Yeah, that is me feeding a baby elephant at an elephant orphanage in Nairobi on our last afternoon in Kenya. Go ahead, be jealous! They raise the survivors of poaching, and increasingly, babies that fall into wells and their mom's have to abandon them. They can guzzle a bottle in a few seconds, so it was hard to get a picture, but I got to play with them a little too, and one threw dirt at me with her trunk. One grabbed my hand with her trunk. It was really a phenomenal experience, and you can see that I am one happy camper.

And lastly, I can now die happy. I have been kissed, and thoroughly licked, by a giraffe. In Nairobi, there's a giraffe center that's for education, but also to breed the rare Rothschild giraffe and reintroduce them to the wild. This one, Laura, really likes pellets, and will eat out of your hand. They have tongues like boas--they are big, blue, muscular, rough, and always searching for food--I think our guide said their tongues can be up to 50lbs. Many a tourist seemed to find giraffe spit on their hand quite repulsive, but all the while, I was thinking to myself, "If I put a pellet between my lips, will she lick my face?" and sure enough, the guy working there sees my giraffe loving brain at work and says, "You want giraffe french kiss?" and sticks a pellet between his lips, getting a big ol' kiss. Needless to say, this is just one of about forty giraffe kisses I received, much to the horrified fascination of many other tourists, who might bravely turn their cheek for one. Interestingly, giraffe spit is anti-microbial because they eat so many sharp things--big gashes in their mouth can heal in fifteen minutes, so apparently, as dirty as I was, Laura was cleaning me up. Honestly, put this one on your bucket list.

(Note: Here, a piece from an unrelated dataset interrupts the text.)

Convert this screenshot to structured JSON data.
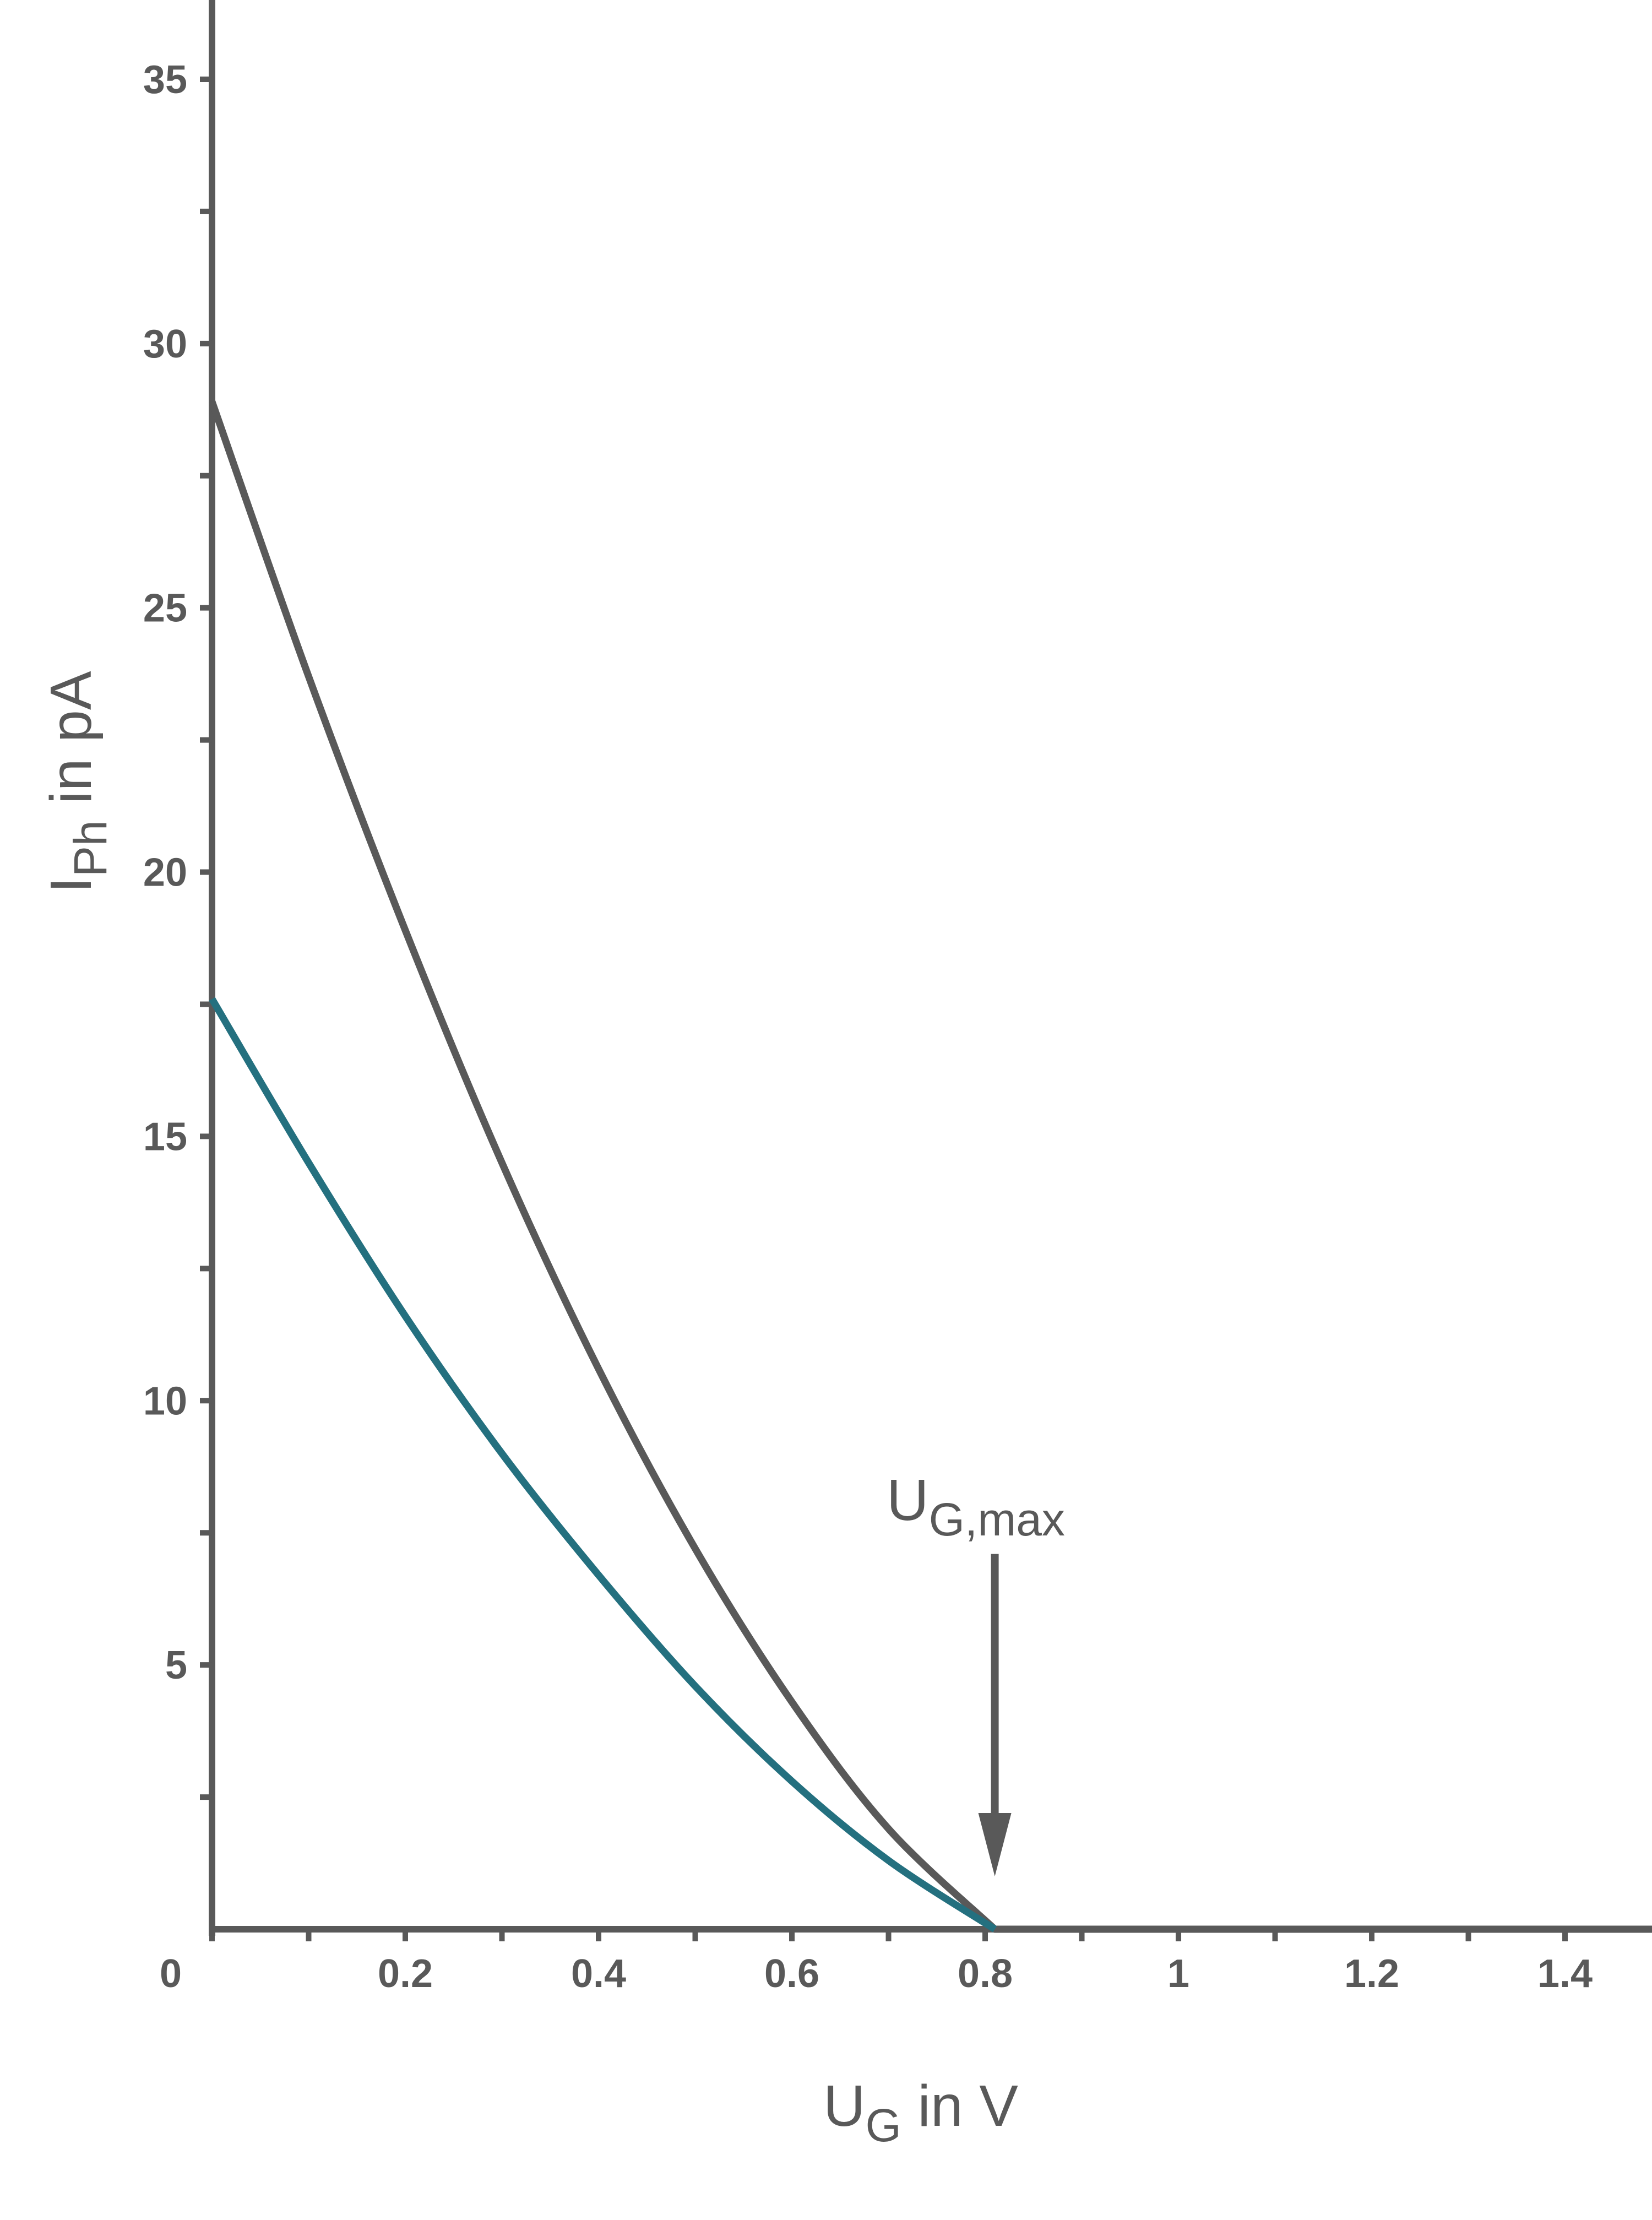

So that is the brief overview of my trip. Hope you enjoyed, I might put up some more pictures as I go through all of them.
And as always, happy quilting!

Tuesday, January 5, 2010

Our puppy kindergarten graduate.

Look at those ears, looks like she's prepping for takeoff. Find her a mouse friend and call her Dumbo. She's mastered sit and stay, hates down, but does lie down, will roll over with treat enticement, bows like it's her job, and is learning to army crawl. Next we will train her to flap her ears on command. She also clocked in at just under 60 pounds at 4 months of age.
Happy new year, happy quilting!

Thursday, December 24, 2009

Many thanks...

I wanted to thank everyone out there for all the sympathy and support in this very sad time in my life. I once again realize how fortunate I am to live in such a caring community, but also to be a part of the larger and nurturing quilting community. I hope everyone has a very merry Christmas and a happy New Year.
Thank you all again.

Friday, December 11, 2009

Sad news.

Well, dear quilters and friends, I'm making this post primarily because I can't bear to give this news to so many people individually. My younger brother was stabbed to death outside his apartment last night at barely 22 years old. We don't know the details except that he's gone and it's not quite real to me yet.

Tuesday, November 17, 2009

Sorry for the absence.

I've been battling with some sort of flu, though methinks not swine flu, on top of having a puppy, for the better part of four weeks. I thought I was finally getting back on the horse, but last night I had a pretty good cough fest and have the wretched tickles in my throat that have plagued me throughout.
Anyway, the long and short is that I haven't sewn anything more exciting than a dog coat (Nova is naked, for all intents and purposes. I have more hair on my body than she does, and I'm basically hairless), which, while cute, doesn't seem to warm her up quite as much as I'd hoped.
I have many projects planned, some even cut, and glorious dreams of finishing a few things prior to Xmas, but alas, reality has set in and I know that I'll be longarming practically every waking hour until Christmas eve and I'll be pretty stoked if I even eat a sit down meal in that period.
I will try to get back on some sort of blogging schedule, but between puppy, work, and illness, I've just been overrun.
Hope all of you are happily quilting!